Araya girdiğim için kusura bakmayın. Saygılar sayfa sahibine ve size..
Veysel Başer
Benim bir başka kadına bayan dememin hoş olmadığını söylerken, bir başkasının hakaretini eleştirmeyi, yoruma müdahale ve kışkırtıcı görmenizi
doğrusu yadırgadım.
Sizi suçlamak gibi bir düşüncede olmadım. O yazıya yorum yaptığınzda, öbür tarafı görmezden gelmenizle biraz burukluk duymadım da değil. O kişiye ikicik sözünüz olsaydı, gıyaben gözümde daha da büyürdünüz. Kadın kalemlerden hiç ses çıkmayınca o gün, "Osmanlı Kadın" tavrında olduğunu tahmin ettiğim sayın Sultan Hürrem'i andım. Bunu da bugün belirttim.
Bu konuyu sıkça dile getirişim, bu sitenin yararınadır.
Bu tür hakaret edecekler, bir şey yazarken, iki kere düşünsünler.
Size ve sayfasını meşgul ettiğim Sultan Hürrem'e saygılar.

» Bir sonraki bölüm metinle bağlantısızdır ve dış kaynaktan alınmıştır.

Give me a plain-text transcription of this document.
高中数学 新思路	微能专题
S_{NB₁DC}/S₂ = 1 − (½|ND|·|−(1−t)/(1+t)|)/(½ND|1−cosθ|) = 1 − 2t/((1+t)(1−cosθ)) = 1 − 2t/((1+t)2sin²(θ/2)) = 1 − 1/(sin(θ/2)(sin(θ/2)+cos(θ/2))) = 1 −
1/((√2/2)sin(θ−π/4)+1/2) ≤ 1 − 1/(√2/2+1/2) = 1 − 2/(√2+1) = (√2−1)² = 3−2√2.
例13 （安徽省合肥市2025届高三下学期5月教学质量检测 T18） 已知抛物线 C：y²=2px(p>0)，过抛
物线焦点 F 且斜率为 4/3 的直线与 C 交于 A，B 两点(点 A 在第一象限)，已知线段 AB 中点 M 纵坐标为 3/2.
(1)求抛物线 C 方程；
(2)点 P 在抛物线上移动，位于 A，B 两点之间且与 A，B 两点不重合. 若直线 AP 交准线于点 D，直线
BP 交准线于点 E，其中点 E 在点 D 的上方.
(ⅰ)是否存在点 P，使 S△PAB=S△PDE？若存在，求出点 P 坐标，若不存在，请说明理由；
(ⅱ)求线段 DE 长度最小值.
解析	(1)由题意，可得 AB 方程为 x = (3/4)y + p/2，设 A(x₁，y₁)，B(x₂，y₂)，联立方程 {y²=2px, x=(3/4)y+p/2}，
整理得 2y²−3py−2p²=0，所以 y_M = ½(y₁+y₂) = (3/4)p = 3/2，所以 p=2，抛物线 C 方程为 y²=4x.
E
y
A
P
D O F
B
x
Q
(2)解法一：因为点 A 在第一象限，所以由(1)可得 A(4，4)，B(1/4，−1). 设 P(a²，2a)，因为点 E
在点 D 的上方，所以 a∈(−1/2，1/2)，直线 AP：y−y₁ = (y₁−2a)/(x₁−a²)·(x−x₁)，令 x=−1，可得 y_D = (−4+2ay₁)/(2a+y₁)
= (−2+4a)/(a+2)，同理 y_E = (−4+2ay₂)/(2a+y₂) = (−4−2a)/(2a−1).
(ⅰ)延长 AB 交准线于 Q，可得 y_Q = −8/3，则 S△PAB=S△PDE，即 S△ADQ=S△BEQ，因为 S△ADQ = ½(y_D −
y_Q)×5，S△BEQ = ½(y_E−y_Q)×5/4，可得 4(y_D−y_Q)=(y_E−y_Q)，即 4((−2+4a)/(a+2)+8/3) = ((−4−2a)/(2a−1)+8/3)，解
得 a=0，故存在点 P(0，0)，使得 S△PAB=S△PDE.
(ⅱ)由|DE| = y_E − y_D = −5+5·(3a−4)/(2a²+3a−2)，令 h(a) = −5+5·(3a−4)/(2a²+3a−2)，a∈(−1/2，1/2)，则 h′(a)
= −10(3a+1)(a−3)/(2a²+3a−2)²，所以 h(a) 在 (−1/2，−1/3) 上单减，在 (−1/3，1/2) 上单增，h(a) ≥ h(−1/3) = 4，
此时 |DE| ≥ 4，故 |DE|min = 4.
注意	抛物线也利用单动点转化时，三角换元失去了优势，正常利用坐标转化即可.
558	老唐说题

köyüme olan hasretimle hüzünlenerek okudum bu güzel yazıyı , babannemin kınalı saçları buruş buruş yüzünü hatırladım onun saçlarını ben tarar örerdim ucunada bezlerden kurdela yapardım gülümsedim ,kuzinenin ateşiyle ısındım ekmeğin kokusunu duydum sanki ,dağdan yavaşça süzülen duvak gibi sisi hatırladım yağmurun kendisinden önce gelen sesini .Beni yazınızla köyüme götürdünüz tşk ederim yüreğinize sağlık sultan hürrem ..tebriklerimle sevgiyle kalın
Ülviye Yaldızlıı
Eskiden TRT de “Bu Toprağın Sesi” isimli bir program vardı bilmem hatırlar mısınız? Kımıl zararlısından girer kalem aşısından çıkar. Az biraz traktör şanzıman yağından biraz damızlık hayvan yetiştiriciliğinden biraz yerli tohum ıslahından bahseder. Olmazsa olmaz bir muhtar emmi bir de öğretmen. Süttü, etti, ottu her alanda ısrarla kooperatifçilik teşfik edilir falan filan.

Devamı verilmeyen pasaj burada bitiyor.